We are all in constant search for maximum intensity. The excitement, the strong emotion, the drug delusion, all the excesses bring us our dose of adrenaline. Sport, competition, cheating, fighting, running away, anything that breaks the flow is good for you. That’s for sure. The intensity morning, noon and evening. The intensity of nights, parties, fuss, lovers’ quarrels, reconciliations on the pillow.

This search for maximum intensity encounters obstacles.

You can’t always get positive intensity. Too bad, you fall back on negative intensity. First obstacle. Negativity is a double trigger trap. First you fall into it. Then you taste it. Then you can’t get out of it.

The luminous joys of positive intensity seem dull and childish to us. Real life passes through risk. Revolt. Excess. Delinquency. The crime. And the child becomes freed. Finished for him.

There is nothing we can do to help those who do not help themselves. Who do not want to make a single effort to change direction. Detox, lack, sharp pain, screaming — still the intensity, well negative and rotten. But still intense to wish.



Temptations of the Dark

Here is a list of the pitfalls of the dark side of intensity. If you are tempted to try one, this list may make you hesitate at the right time. Right before you dive into a bottomless barrel full of shit. These traps are safe signals first, but if you do it, you’re screwed.

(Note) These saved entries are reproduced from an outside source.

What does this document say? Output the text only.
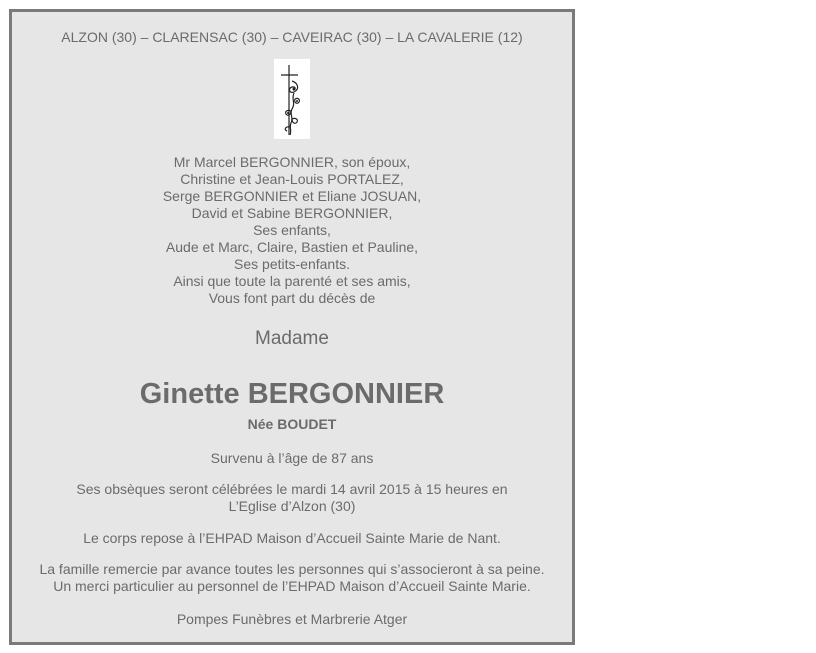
ALZON (30) – CLARENSAC (30) – CAVEIRAC (30) – LA CAVALERIE (12)
Mr Marcel BERGONNIER, son époux,
Christine et Jean-Louis PORTALEZ,
Serge BERGONNIER et Eliane JOSUAN,
David et Sabine BERGONNIER,
Ses enfants,
Aude et Marc, Claire, Bastien et Pauline,
Ses petits-enfants.
Ainsi que toute la parenté et ses amis,
Vous font part du décès de
Madame
Ginette BERGONNIER
Née BOUDET
Survenu à l’âge de 87 ans
Ses obsèques seront célébrées le mardi 14 avril 2015 à 15 heures en
L’Eglise d’Alzon (30)
Le corps repose à l’EHPAD Maison d’Accueil Sainte Marie de Nant.
La famille remercie par avance toutes les personnes qui s’associeront à sa peine.
Un merci particulier au personnel de l’EHPAD Maison d’Accueil Sainte Marie.
Pompes Funèbres et Marbrerie Atger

One bit is nothing, but abuse kills.

Sadness without cause
Fit of tears
Bursts of anxiety
Covert hostility
Localized malaise (school, family, etc.)
Installed malaise
Latent anxiety
Open hostility
Loss of control
Violent anger
Spirit of sacrifice
Accept immorality
Taste for the small, which shrinks, diminishes, extinguishes, erases
Priority to pay to the detriment of the interest of work
Domination, sadism
Slave, submission
Tattoo, piercing, full hair removal
Taste for sad, morbid things
Dark thoughts
Desire for suicide, murder
Solidarity with terrorism
Complacency towards criminals



The arcana of the tarot that can help is Temperance. See the red flower on her head. It evokes the glow of the crown chakra — the fontanel that will soon open. See the wings of the angel who asks only to take flight. See how water flows between her two jugs — energy flows between the two sides of the subtle body. The red of energy meets the blue of the unconscious.


XV The Devil

The Devil arrives, he wants no harm, quite the contrary. He opens all your chakras wide, except the last, the crown, the keter, the fontanel of awakening. This one open up to the next arcane The Tower. You are that Devil, you feel this powerful surge of energy that illuminates one after the other all your chakras. And you wait, active and motionless, electric and serene, you wait for the kundalini to do its work in you. Awakening will come. It is there. It all depends on you. On how you will live it. On what you will see. From where you will go.

XVI The Tower

It is you. The Tower is your home. It is your body of magic that awakens to life. Go and remember: what will be, will be.



The world is wide but inside it is as deep as the sea.